FEA's Race to Mediocrity

March 6, 2010 - 6:00pm

While most state lawmakers cheer Florida education's "race to the top," the state teachers union is engaged in a "race to mediocrity."

Why do I say that?

Because -- except for the colossally expensive class-size amendment -- the Florida Education Association hasn't been on board for a single significant reform since the mid-1990s, when education in the Sunshine State ranked in the nation's bottom quartile.

The three prongs of Gov. Jeb Bush's A-Plus Plan, remember? High standards, accountability and choice. The three measures that improved a troubled system and continue to lift Florida's education today. The FEA fought all three, tooth and nail.

And now the union wants to keep bad teachers in the classroom. It chooses to fight SB 6, a proposed bill from Sen. John Thrasher, R-Jacksonville, which would base teachers' salaries on how well students do on standardized tests.

Under conditions in the bill, tenure would be abolished starting July 2010. (Tenure is when teachers and administrators are given virtually a lifetime contract.) In July, new teachers would be on probation for five years. After that, they would become eligible only for annual contracts and would face more stringent evaluations and testing.

School districts that fail to comply would have to levy an added tax and, as an additional penalty, forgo matching state-revenue dollars.

Never mind that many Florida teachers would be eligible to make more money based on their students' performance. Never mind that Thrasher's bill falls in line with the reforms inherent in President Barack Obama's Race to the Top criteria for state school systems across the country. Or that Florida is a finalist among 16 states vying for the $4.5 billion "race" grant.

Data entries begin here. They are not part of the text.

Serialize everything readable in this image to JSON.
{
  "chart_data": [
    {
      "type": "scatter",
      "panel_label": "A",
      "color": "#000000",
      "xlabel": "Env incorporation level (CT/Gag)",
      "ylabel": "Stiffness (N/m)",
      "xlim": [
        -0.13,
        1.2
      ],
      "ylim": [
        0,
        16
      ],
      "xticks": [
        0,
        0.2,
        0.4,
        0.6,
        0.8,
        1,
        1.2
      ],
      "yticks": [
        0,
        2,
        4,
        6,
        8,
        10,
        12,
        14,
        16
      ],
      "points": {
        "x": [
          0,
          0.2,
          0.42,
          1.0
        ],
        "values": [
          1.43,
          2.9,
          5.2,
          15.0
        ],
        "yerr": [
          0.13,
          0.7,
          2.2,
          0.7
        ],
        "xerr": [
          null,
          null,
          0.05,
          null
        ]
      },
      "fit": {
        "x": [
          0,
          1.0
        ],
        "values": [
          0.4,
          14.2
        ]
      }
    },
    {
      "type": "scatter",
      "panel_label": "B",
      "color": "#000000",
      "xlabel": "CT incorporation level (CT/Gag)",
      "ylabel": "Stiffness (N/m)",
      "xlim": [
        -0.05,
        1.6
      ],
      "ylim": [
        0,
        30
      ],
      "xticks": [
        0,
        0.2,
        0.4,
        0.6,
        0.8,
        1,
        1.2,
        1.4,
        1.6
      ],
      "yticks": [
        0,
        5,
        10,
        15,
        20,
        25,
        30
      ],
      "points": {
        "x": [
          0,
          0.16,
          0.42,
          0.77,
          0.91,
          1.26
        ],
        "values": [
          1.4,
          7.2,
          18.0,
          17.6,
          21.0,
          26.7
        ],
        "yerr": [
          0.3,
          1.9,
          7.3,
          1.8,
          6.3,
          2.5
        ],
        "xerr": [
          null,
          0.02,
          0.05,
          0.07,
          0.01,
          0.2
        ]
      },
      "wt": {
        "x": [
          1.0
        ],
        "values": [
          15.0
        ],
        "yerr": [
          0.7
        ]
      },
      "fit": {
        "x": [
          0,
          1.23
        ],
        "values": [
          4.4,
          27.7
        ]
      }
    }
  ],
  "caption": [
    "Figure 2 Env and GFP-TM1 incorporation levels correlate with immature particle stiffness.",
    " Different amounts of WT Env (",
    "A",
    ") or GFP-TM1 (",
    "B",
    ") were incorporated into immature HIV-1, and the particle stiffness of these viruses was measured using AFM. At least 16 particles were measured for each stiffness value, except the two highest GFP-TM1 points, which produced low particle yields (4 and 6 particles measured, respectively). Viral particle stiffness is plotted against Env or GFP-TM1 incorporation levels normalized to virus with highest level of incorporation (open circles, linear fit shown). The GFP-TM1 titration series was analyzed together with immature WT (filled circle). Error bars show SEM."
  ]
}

The Florida Education Association doesn't like Thrasher's bill.

It gives the union another opportunity to kick reform in the gut.

For the past 32 years -- through all kinds of local struggles, especially -- I listened as Florida teachers told me how their union had let them down. Teachers, they said, know how important they are in their students' lives, in the structure of their communities and in the future of this great state. Teachers unions drive a wedge between themselves and their families and the important work done in a classroom, they said.

They were hardest on their colleagues who didn't belong in teaching. They wanted, and deserved, respect. And while few liked teaching to a test -- as in the case of FCAT -- the majority admitted that reform during the Jeb Bush years had brought about the steady gains in Florida education over the past decade. A fact to which their union could never admit.

Florida can't afford its naysaying teachers union's "race to mediocrity."